An attempt to say something about brevity without running on (and on).


Saturday, 2011-10-22 | demongin.org, Journal, On Writing Well

At Spark, we are focused on convergence and disruption — they generate each other. We like convergence because this is where major opportunities arise. The status quo breaks down and the traditional market leaders are vulnerable.
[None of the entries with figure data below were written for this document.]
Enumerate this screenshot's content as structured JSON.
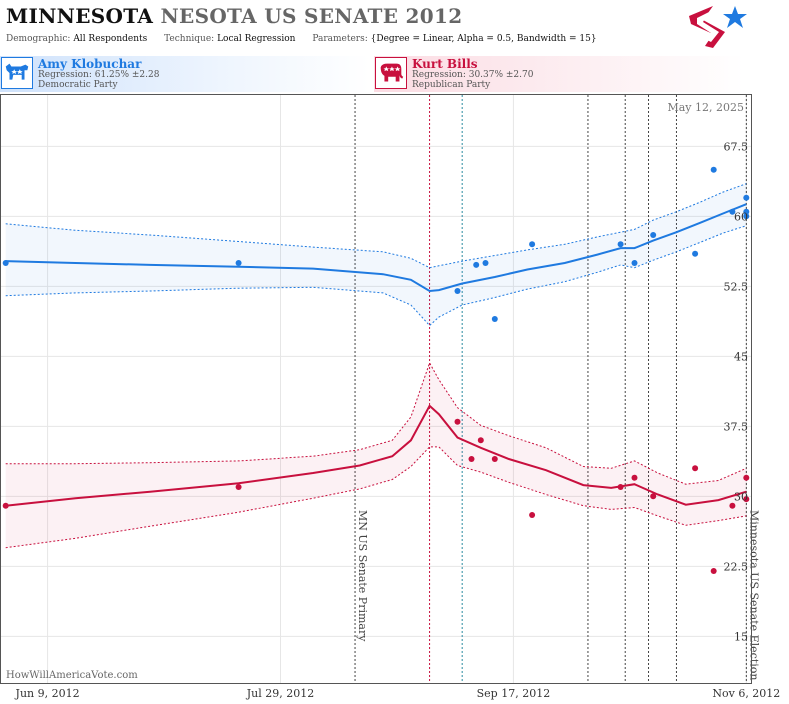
{
  "header": {
    "title_state": "MINNESOTA",
    "title_rest": "NESOTA US SENATE 2012",
    "params": [
      {
        "label": "Demographic:",
        "value": "All Respondents"
      },
      {
        "label": "Technique:",
        "value": "Local Regression"
      },
      {
        "label": "Parameters:",
        "value": "{Degree = Linear, Alpha = 0.5, Bandwidth = 15}"
      }
    ]
  },
  "candidates": {
    "dem": {
      "name": "Amy Klobuchar",
      "regression": "Regression: 61.25% ±2.28",
      "party": "Democratic Party",
      "color": "#1f7ae0"
    },
    "rep": {
      "name": "Kurt Bills",
      "regression": "Regression: 30.37% ±2.70",
      "party": "Republican Party",
      "color": "#c8103e"
    }
  },
  "chart_data": {
    "type": "scatter",
    "date_label": "May 12, 2025",
    "watermark": "HowWillAmericaVote.com",
    "x_ticks": [
      "Jun 9, 2012",
      "Jul 29, 2012",
      "Sep 17, 2012",
      "Nov 6, 2012"
    ],
    "x_range": [
      "2012-05-30",
      "2012-11-07"
    ],
    "y_range": [
      10,
      73
    ],
    "y_ticks": [
      15,
      22.5,
      30,
      37.5,
      45,
      52.5,
      60,
      67.5
    ],
    "events": [
      {
        "date": "2012-08-14",
        "label": "MN US Senate Primary",
        "color": "#444"
      },
      {
        "date": "2012-08-30",
        "label": "",
        "color": "#c8103e"
      },
      {
        "date": "2012-09-06",
        "label": "",
        "color": "#2a8aa0"
      },
      {
        "date": "2012-10-03",
        "label": "",
        "color": "#444"
      },
      {
        "date": "2012-10-11",
        "label": "",
        "color": "#444"
      },
      {
        "date": "2012-10-16",
        "label": "",
        "color": "#444"
      },
      {
        "date": "2012-10-22",
        "label": "",
        "color": "#444"
      },
      {
        "date": "2012-11-06",
        "label": "Minnesota US Senate Election",
        "color": "#444"
      }
    ],
    "series": [
      {
        "name": "Amy Klobuchar",
        "color": "#1f7ae0",
        "points": [
          [
            "2012-05-31",
            55
          ],
          [
            "2012-07-20",
            55
          ],
          [
            "2012-09-05",
            52
          ],
          [
            "2012-09-09",
            54.8
          ],
          [
            "2012-09-11",
            55
          ],
          [
            "2012-09-13",
            49
          ],
          [
            "2012-09-21",
            57
          ],
          [
            "2012-10-10",
            57
          ],
          [
            "2012-10-13",
            55
          ],
          [
            "2012-10-17",
            58
          ],
          [
            "2012-10-26",
            56
          ],
          [
            "2012-10-30",
            65
          ],
          [
            "2012-11-03",
            60.5
          ],
          [
            "2012-11-06",
            62
          ],
          [
            "2012-11-06",
            60.5
          ],
          [
            "2012-11-06",
            60
          ]
        ],
        "trend": [
          [
            "2012-05-31",
            55.2
          ],
          [
            "2012-06-15",
            55
          ],
          [
            "2012-07-01",
            54.8
          ],
          [
            "2012-07-20",
            54.6
          ],
          [
            "2012-08-05",
            54.4
          ],
          [
            "2012-08-20",
            53.8
          ],
          [
            "2012-08-26",
            53.2
          ],
          [
            "2012-08-30",
            52
          ],
          [
            "2012-09-01",
            52.1
          ],
          [
            "2012-09-06",
            52.8
          ],
          [
            "2012-09-13",
            53.5
          ],
          [
            "2012-09-20",
            54.3
          ],
          [
            "2012-09-28",
            55
          ],
          [
            "2012-10-05",
            55.9
          ],
          [
            "2012-10-10",
            56.6
          ],
          [
            "2012-10-13",
            56.6
          ],
          [
            "2012-10-17",
            57.4
          ],
          [
            "2012-10-22",
            58.3
          ],
          [
            "2012-10-27",
            59.3
          ],
          [
            "2012-11-01",
            60.3
          ],
          [
            "2012-11-06",
            61.3
          ]
        ],
        "upper": [
          [
            "2012-05-31",
            59.2
          ],
          [
            "2012-06-15",
            58.5
          ],
          [
            "2012-07-01",
            58.0
          ],
          [
            "2012-07-20",
            57.3
          ],
          [
            "2012-08-05",
            56.7
          ],
          [
            "2012-08-20",
            56.2
          ],
          [
            "2012-08-26",
            55.5
          ],
          [
            "2012-08-30",
            54.5
          ],
          [
            "2012-09-01",
            54.7
          ],
          [
            "2012-09-06",
            55.2
          ],
          [
            "2012-09-13",
            55.8
          ],
          [
            "2012-09-20",
            56.4
          ],
          [
            "2012-09-28",
            57
          ],
          [
            "2012-10-05",
            57.8
          ],
          [
            "2012-10-10",
            58.3
          ],
          [
            "2012-10-13",
            58.6
          ],
          [
            "2012-10-17",
            59.6
          ],
          [
            "2012-10-22",
            60.5
          ],
          [
            "2012-10-27",
            61.5
          ],
          [
            "2012-11-01",
            62.6
          ],
          [
            "2012-11-06",
            63.5
          ]
        ],
        "lower": [
          [
            "2012-05-31",
            51.5
          ],
          [
            "2012-06-15",
            51.8
          ],
          [
            "2012-07-01",
            52.0
          ],
          [
            "2012-07-20",
            52.3
          ],
          [
            "2012-08-05",
            52.4
          ],
          [
            "2012-08-20",
            51.8
          ],
          [
            "2012-08-26",
            50.5
          ],
          [
            "2012-08-30",
            48.3
          ],
          [
            "2012-09-01",
            49.2
          ],
          [
            "2012-09-06",
            50.5
          ],
          [
            "2012-09-13",
            51.3
          ],
          [
            "2012-09-20",
            52.2
          ],
          [
            "2012-09-28",
            53
          ],
          [
            "2012-10-05",
            54
          ],
          [
            "2012-10-10",
            54.8
          ],
          [
            "2012-10-13",
            54.5
          ],
          [
            "2012-10-17",
            55.3
          ],
          [
            "2012-10-22",
            56.2
          ],
          [
            "2012-10-27",
            57.2
          ],
          [
            "2012-11-01",
            58.2
          ],
          [
            "2012-11-06",
            59
          ]
        ]
      },
      {
        "name": "Kurt Bills",
        "color": "#c8103e",
        "points": [
          [
            "2012-05-31",
            29
          ],
          [
            "2012-07-20",
            31
          ],
          [
            "2012-09-05",
            38
          ],
          [
            "2012-09-08",
            34
          ],
          [
            "2012-09-10",
            36
          ],
          [
            "2012-09-13",
            34
          ],
          [
            "2012-09-21",
            28
          ],
          [
            "2012-10-10",
            31
          ],
          [
            "2012-10-13",
            32
          ],
          [
            "2012-10-17",
            30
          ],
          [
            "2012-10-26",
            33
          ],
          [
            "2012-10-30",
            22
          ],
          [
            "2012-11-03",
            29
          ],
          [
            "2012-11-06",
            32
          ],
          [
            "2012-11-06",
            29.7
          ]
        ],
        "trend": [
          [
            "2012-05-31",
            29
          ],
          [
            "2012-06-15",
            29.8
          ],
          [
            "2012-07-01",
            30.5
          ],
          [
            "2012-07-20",
            31.4
          ],
          [
            "2012-08-05",
            32.5
          ],
          [
            "2012-08-15",
            33.3
          ],
          [
            "2012-08-22",
            34.3
          ],
          [
            "2012-08-26",
            36
          ],
          [
            "2012-08-30",
            39.7
          ],
          [
            "2012-09-01",
            38.8
          ],
          [
            "2012-09-05",
            36.3
          ],
          [
            "2012-09-10",
            35.2
          ],
          [
            "2012-09-16",
            34
          ],
          [
            "2012-09-24",
            32.8
          ],
          [
            "2012-10-02",
            31.2
          ],
          [
            "2012-10-08",
            30.9
          ],
          [
            "2012-10-13",
            31.3
          ],
          [
            "2012-10-18",
            30.2
          ],
          [
            "2012-10-24",
            29.1
          ],
          [
            "2012-10-31",
            29.6
          ],
          [
            "2012-11-06",
            30.5
          ]
        ],
        "upper": [
          [
            "2012-05-31",
            33.5
          ],
          [
            "2012-06-15",
            33.5
          ],
          [
            "2012-07-01",
            33.6
          ],
          [
            "2012-07-20",
            33.8
          ],
          [
            "2012-08-05",
            34.3
          ],
          [
            "2012-08-15",
            35
          ],
          [
            "2012-08-22",
            36
          ],
          [
            "2012-08-26",
            38.5
          ],
          [
            "2012-08-30",
            44.3
          ],
          [
            "2012-09-01",
            42.5
          ],
          [
            "2012-09-05",
            39.5
          ],
          [
            "2012-09-10",
            37.6
          ],
          [
            "2012-09-16",
            36.5
          ],
          [
            "2012-09-24",
            35.2
          ],
          [
            "2012-10-02",
            33.2
          ],
          [
            "2012-10-08",
            33.0
          ],
          [
            "2012-10-13",
            33.8
          ],
          [
            "2012-10-18",
            32.5
          ],
          [
            "2012-10-24",
            31.3
          ],
          [
            "2012-10-31",
            31.7
          ],
          [
            "2012-11-06",
            33
          ]
        ],
        "lower": [
          [
            "2012-05-31",
            24.5
          ],
          [
            "2012-06-15",
            25.5
          ],
          [
            "2012-07-01",
            26.8
          ],
          [
            "2012-07-20",
            28.3
          ],
          [
            "2012-08-05",
            29.8
          ],
          [
            "2012-08-15",
            30.8
          ],
          [
            "2012-08-22",
            31.8
          ],
          [
            "2012-08-26",
            33.2
          ],
          [
            "2012-08-30",
            35.3
          ],
          [
            "2012-09-01",
            35.3
          ],
          [
            "2012-09-05",
            33.3
          ],
          [
            "2012-09-10",
            32.6
          ],
          [
            "2012-09-16",
            31.5
          ],
          [
            "2012-09-24",
            30.2
          ],
          [
            "2012-10-02",
            29
          ],
          [
            "2012-10-08",
            28.6
          ],
          [
            "2012-10-13",
            28.8
          ],
          [
            "2012-10-18",
            27.9
          ],
          [
            "2012-10-24",
            26.9
          ],
          [
            "2012-10-31",
            27.4
          ],
          [
            "2012-11-06",
            27.9
          ]
        ]
      }
    ]
  }
}
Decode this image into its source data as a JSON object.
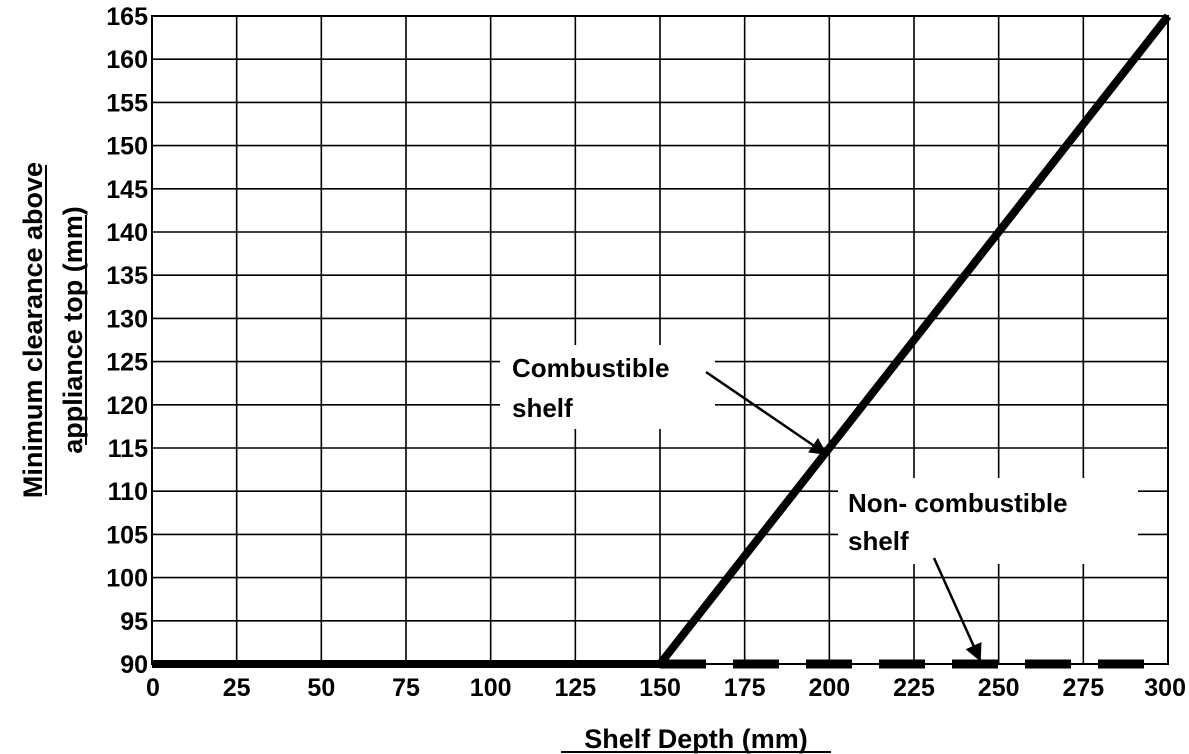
{
  "chart_data": {
    "type": "line",
    "xlabel": "Shelf Depth (mm)",
    "ylabel_lines": [
      "Minimum clearance above",
      "appliance top (mm)"
    ],
    "xlim": [
      0,
      300
    ],
    "ylim": [
      90,
      165
    ],
    "x_ticks": [
      0,
      25,
      50,
      75,
      100,
      125,
      150,
      175,
      200,
      225,
      250,
      275,
      300
    ],
    "y_ticks": [
      90,
      95,
      100,
      105,
      110,
      115,
      120,
      125,
      130,
      135,
      140,
      145,
      150,
      155,
      160,
      165
    ],
    "grid": true,
    "series": [
      {
        "name": "Combustible shelf",
        "style": "solid",
        "color": "#000000",
        "points": [
          [
            0,
            90
          ],
          [
            150,
            90
          ],
          [
            300,
            165
          ]
        ]
      },
      {
        "name": "Non- combustible shelf",
        "style": "dashed",
        "color": "#000000",
        "points": [
          [
            150,
            90
          ],
          [
            300,
            90
          ]
        ]
      }
    ],
    "annotations": [
      {
        "lines": [
          "Combustible",
          "shelf"
        ],
        "points_to": [
          200,
          115
        ]
      },
      {
        "lines": [
          "Non- combustible",
          "shelf"
        ],
        "points_to": [
          250,
          90
        ]
      }
    ]
  }
}
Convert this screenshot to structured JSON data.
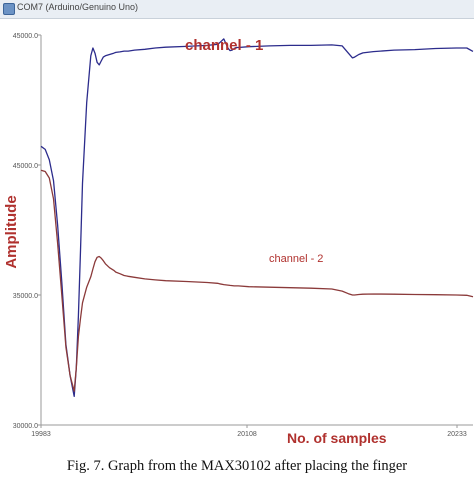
{
  "window": {
    "title": "COM7 (Arduino/Genuino Uno)"
  },
  "caption": "Fig. 7.   Graph from the MAX30102 after placing the finger",
  "colors": {
    "channel_1": "#2c2c8c",
    "channel_2": "#8b3a3a",
    "annotation": "#b0312e",
    "axis": "#9a9a9a"
  },
  "chart_data": {
    "type": "line",
    "title": "",
    "xlabel": "No. of samples",
    "ylabel": "Amplitude",
    "x_ticks": [
      "19983",
      "20108",
      "20233"
    ],
    "y_ticks": [
      "30000.0",
      "35000.0",
      "45000.0",
      "45000.0"
    ],
    "series": [
      {
        "name": "channel - 1",
        "x": [
          0,
          2,
          4,
          6,
          8,
          10,
          12,
          14,
          16,
          17,
          18,
          19,
          20,
          22,
          24,
          25,
          26,
          27,
          28,
          29,
          30,
          31,
          33,
          35,
          36,
          38,
          40,
          42,
          45,
          50,
          55,
          60,
          70,
          80,
          85,
          86,
          88,
          90,
          91,
          92,
          93,
          94,
          95,
          100,
          110,
          120,
          130,
          140,
          145,
          148,
          150,
          151,
          153,
          155,
          160,
          170,
          180,
          190,
          200,
          205,
          208
        ],
        "y": [
          40720,
          40600,
          40200,
          39400,
          37700,
          35500,
          33100,
          31900,
          31100,
          32200,
          34200,
          36700,
          39300,
          42400,
          44200,
          44500,
          44300,
          43950,
          43850,
          44000,
          44150,
          44200,
          44250,
          44300,
          44330,
          44350,
          44380,
          44380,
          44420,
          44450,
          44500,
          44530,
          44560,
          44600,
          44640,
          44700,
          44850,
          44500,
          44400,
          44420,
          44480,
          44520,
          44520,
          44550,
          44580,
          44600,
          44600,
          44620,
          44580,
          44300,
          44120,
          44150,
          44250,
          44310,
          44360,
          44420,
          44440,
          44480,
          44500,
          44500,
          44370
        ]
      },
      {
        "name": "channel - 2",
        "x": [
          0,
          2,
          4,
          6,
          8,
          10,
          12,
          14,
          16,
          17,
          18,
          19,
          20,
          22,
          24,
          25,
          26,
          27,
          28,
          29,
          30,
          31,
          33,
          35,
          36,
          38,
          40,
          42,
          45,
          50,
          55,
          60,
          70,
          80,
          85,
          86,
          88,
          90,
          91,
          92,
          93,
          94,
          95,
          100,
          110,
          120,
          130,
          140,
          145,
          148,
          150,
          151,
          153,
          155,
          160,
          170,
          180,
          190,
          200,
          205,
          208
        ],
        "y": [
          39800,
          39750,
          39500,
          38700,
          37000,
          35000,
          33000,
          31900,
          31300,
          32200,
          33400,
          34100,
          34700,
          35300,
          35700,
          36000,
          36280,
          36450,
          36480,
          36420,
          36320,
          36200,
          36050,
          35950,
          35880,
          35820,
          35750,
          35720,
          35680,
          35620,
          35580,
          35550,
          35520,
          35480,
          35450,
          35430,
          35400,
          35380,
          35370,
          35360,
          35350,
          35350,
          35350,
          35320,
          35300,
          35280,
          35260,
          35230,
          35150,
          35050,
          35000,
          35000,
          35020,
          35030,
          35040,
          35030,
          35020,
          35010,
          35000,
          34990,
          34930
        ]
      }
    ],
    "annotations": [
      "channel - 1",
      "channel - 2"
    ],
    "grid": false,
    "legend": "none"
  }
}
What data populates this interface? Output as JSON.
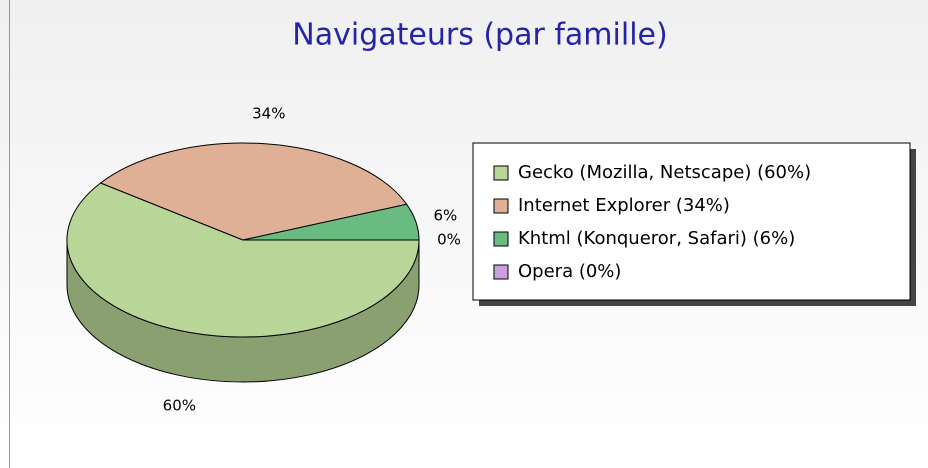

We like to invest in the disrupters.

SparkCapital.com

Odds are good that if his long-form works are something you enojy, your newfound role-model's microblog will turn out just like everything else in your life that you bought sight-unseen: the reality is a mawkish parody of what you had hoped for and expectation, as all mothers must eventually concede, is the mother of disappointment.

The problem, in the main, with microblogs, is that they end up being either one of two things:

  1. completely vapid and unabashedly self-serving advertisements for content (e.g. a book or seminar or whatever) that point, MC Escher-like, back at the original, vapid microblog posts as if the content were actually there all along,1 or,
  2. un-edited streams of consciousness that, while occasionally Reddit frontpage-worthy, are generally about as useful as babytalk.2
It's difficult to say which is more useless--the 142 character ad space or the "Fuck Yeah 'Fuck Yeah'!" tumblr--but, as anyone over 50 will tell you, the lesson learned from the meteoric rise of Twitter is that brevity, in the hands of the unstudied, is like political authority in the hands of a professional politician and is soon squandered.

Everyone knows that Hamlet thought that brevity was the soul of wit and even if they don't, most will agree that a keen intellect quickly cuts the heart from what a clumsier mind takes hours and hours to butcher.

Similarly, if most people liked epigrams in college, they probably remember their Horace: "brevis esse laboro: obscurus fio."3 Even if they don't, however, most will agree that the hardest thing in the world is to say something about how or why one ought to practice and master brevity without running on at great length about it (and thereby illustrating the exact opposite principle of the one they are describing).

All of which is to say and do exactly that and confess, in extreme circuity, that I have been scared of my own blog for a few months now: I want to write short posts (shorter posts, at least), but brevity, as the old card-player's saying goes, is not my long suit.

But it just occurred to me (in the midst of unloading the dishwasher, of all times) that an essayist who is unable or unwilling to so much as make the attempt, well, he's no essayist at all, really: he has gone from being a brave attempter of things whose uncertain outcomes makes them worth attempting in the first place to a lowly expositor of the fully-conceived (yuck).

So, long story short, look for short(er) blog posts from me in the near term.





  1. Think Seth Godin.
  2. Think Will Ferrell.
  3. You barely need any Latin for this one, but in case life outside of the Academy's warm embrace has robbed from you your ability to conjugate the existential verb, Q Horatius says, "I labor to be brief: I become obscure."